Ethan sat down beside me, got his own slice. My heart leapt happily when he skipped the plate and fork, opted only for a napkin. I’d rubbed a little of the shine off of him, and that was fine by me.

“It’s not Riley,” Mallory said. “In the grave, I mean. Very much Riley’s name on the records, very much Riley not in the ground.”

“Then who the hell is it?” Ethan asked.

“Not Riley,” Mallory said with a grin, a long string of cheese stretching between the pie and the second slice of pizza she’d lifted from it.

“Turns out Mickey Riley had a very distinctive feature.” Catcher held up a hand, all the fingers curled down except his little finger. “He was missing the pinkie on his right hand. Butcher in the 19th Ward cut it off during a disagreement about protection money. But the body in the grave had all ten fingers. On the upside, it did have something you’ll find familiar.”

He pulled up an image on his phone, handed it to me.

On a background of silver that I suspected was an autopsy table sat a pair of old-fashioned spectacles with small, round lenses.

“These look like the same glasses worn by the ghost who attacked us in the tunnel.” I looked up at Catcher, handed the phone to Ethan. “So our ghost, whoever he was, was in Mickey Riley’s grave.”
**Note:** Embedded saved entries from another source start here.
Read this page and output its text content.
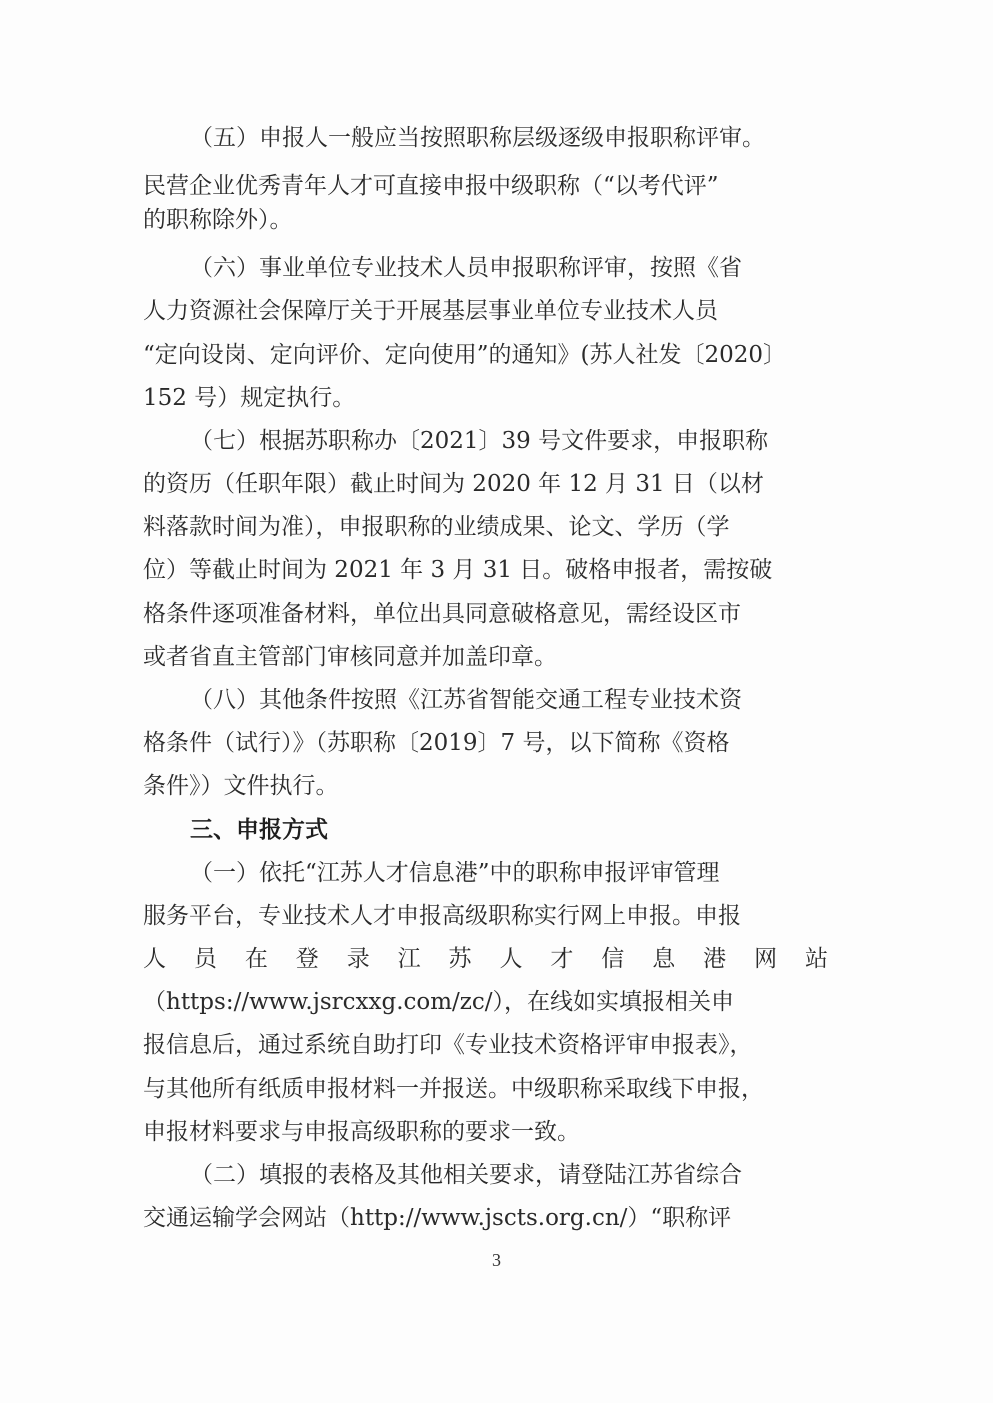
（五）申报人一般应当按照职称层级逐级申报职称评审。
民营企业优秀青年人才可直接申报中级职称（“以考代评”
的职称除外）。
（六）事业单位专业技术人员申报职称评审，按照《省
人力资源社会保障厅关于开展基层事业单位专业技术人员
“定向设岗、定向评价、定向使用”的通知》(苏人社发〔2020〕
152 号）规定执行。
（七）根据苏职称办〔2021〕39 号文件要求，申报职称
的资历（任职年限）截止时间为 2020 年 12 月 31 日（以材
料落款时间为准），申报职称的业绩成果、论文、学历（学
位）等截止时间为 2021 年 3 月 31 日。破格申报者，需按破
格条件逐项准备材料，单位出具同意破格意见，需经设区市
或者省直主管部门审核同意并加盖印章。
（八）其他条件按照《江苏省智能交通工程专业技术资
格条件（试行）》（苏职称〔2019〕7 号，以下简称《资格
条件》）文件执行。
三、申报方式
（一）依托“江苏人才信息港”中的职称申报评审管理
服务平台，专业技术人才申报高级职称实行网上申报。申报
人 员 在 登 录 江 苏 人 才 信 息 港 网 站
（https://www.jsrcxxg.com/zc/），在线如实填报相关申
报信息后，通过系统自助打印《专业技术资格评审申报表》，
与其他所有纸质申报材料一并报送。中级职称采取线下申报，
申报材料要求与申报高级职称的要求一致。
（二）填报的表格及其他相关要求，请登陆江苏省综合
交通运输学会网站（http://www.jscts.org.cn/）“职称评
3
I was relieved that one of the pieces had fallen into place—if still concerned about the who and the why.

“If not Riley, did the forensics team know who the remains belong to?” Ethan asked.

“No,” Catcher said. “There’s no identifying information with the remains and no matches in the DNA archive. They’ve surmised this gentleman is older than Riley based on the condition of the bones, the glasses, the fabric. Have you looked up the marker from tonight’s site?” Catcher asked. “Maybe his and Riley’s records were reversed.”

I swallowed a mouthful of pizza, adjusted the tablet on the conference table, headed for the cemetery records. “Good idea. Hadn’t gotten there yet.”